0 Replies Latest reply on Mar 5, 2012 3:29 AM by cadorino

    Best way to write heterogeneous matrix multiplication on fusion



      I'm developing some simple algorithms on an APU (on a Windows machine) and I'd like the CPU and the integrated GPU to operate in parallel exploiting zero-copy.

      As a sample, we can consider matrix multiplication: C = A * B, where the CPU takes the first N/2 rows of A while the GPU operates on the other N/2.


      My question is: which is the best strategy for context/buffer creation to avoid (or at least, to minimize) copies of data and to speed-up the computation?

      I can think to some solutions/tricks that I'd such as:


      1) Create sub buffer from A for the two halves used respectively by the CPU and the GPU: do subbuffers imply copies?

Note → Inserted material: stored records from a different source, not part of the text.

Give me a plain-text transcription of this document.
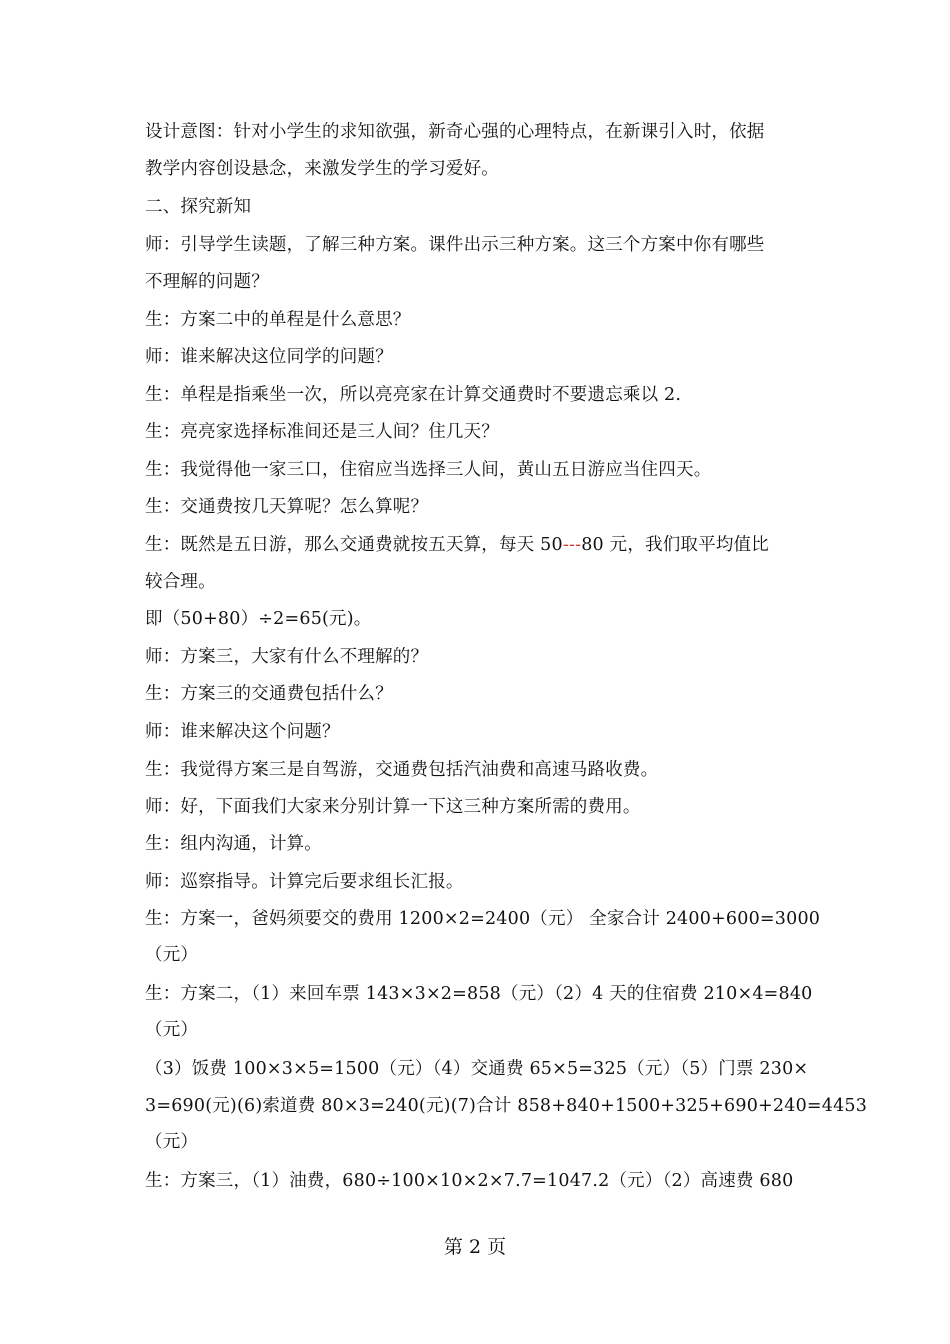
设计意图：针对小学生的求知欲强，新奇心强的心理特点，在新课引入时，依据
教学内容创设悬念，来激发学生的学习爱好。
二、探究新知
师：引导学生读题，了解三种方案。课件出示三种方案。这三个方案中你有哪些
不理解的问题？
生：方案二中的单程是什么意思？
师：谁来解决这位同学的问题？
生：单程是指乘坐一次，所以亮亮家在计算交通费时不要遗忘乘以 2.
生：亮亮家选择标准间还是三人间？住几天？
生：我觉得他一家三口，住宿应当选择三人间，黄山五日游应当住四天。
生：交通费按几天算呢？怎么算呢？
生：既然是五日游，那么交通费就按五天算，每天 50---80 元，我们取平均值比
较合理。
即（50+80）÷2=65(元)。
师：方案三，大家有什么不理解的？
生：方案三的交通费包括什么？
师：谁来解决这个问题？
生：我觉得方案三是自驾游，交通费包括汽油费和高速马路收费。
师：好，下面我们大家来分别计算一下这三种方案所需的费用。
生：组内沟通，计算。
师：巡察指导。计算完后要求组长汇报。
生：方案一，爸妈须要交的费用 1200×2=2400（元） 全家合计 2400+600=3000
（元）
生：方案二，（1）来回车票 143×3×2=858（元）（2）4 天的住宿费 210×4=840
（元）
（3）饭费 100×3×5=1500（元）（4）交通费 65×5=325（元）（5）门票 230×
3=690(元)(6)索道费 80×3=240(元)(7)合计 858+840+1500+325+690+240=4453
（元）
生：方案三，（1）油费，680÷100×10×2×7.7=1047.2（元）（2）高速费 680
第 2 页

      2) Create a shared context for A and B, passing an offset to each device since A is entirely shared. Which is the best way to allocate buffers for A and B to be shared between the CPU device and the GPU one?

      Moreover, is there any constraint in shared buffer allocation/initialization (e.g. mem flags, mapping/enqueue_read,write)?

      3) Use fission extension to reserve a CPU core for GPU scheduling: did anybody of you checked the impact of having a CPU core dedicated to schedule on GPU instead of working together with the other cores in performing part of the computation?


      Thank you very much!


      P.S. I know that the CPU is not able to contribute significantly to the speed-up of a matrix multiplication, since its completion time is orders of magnitude higher than the GPU one. It's just for testing purpose (and will be applied to more "heterogeneous-oriented" algorithms).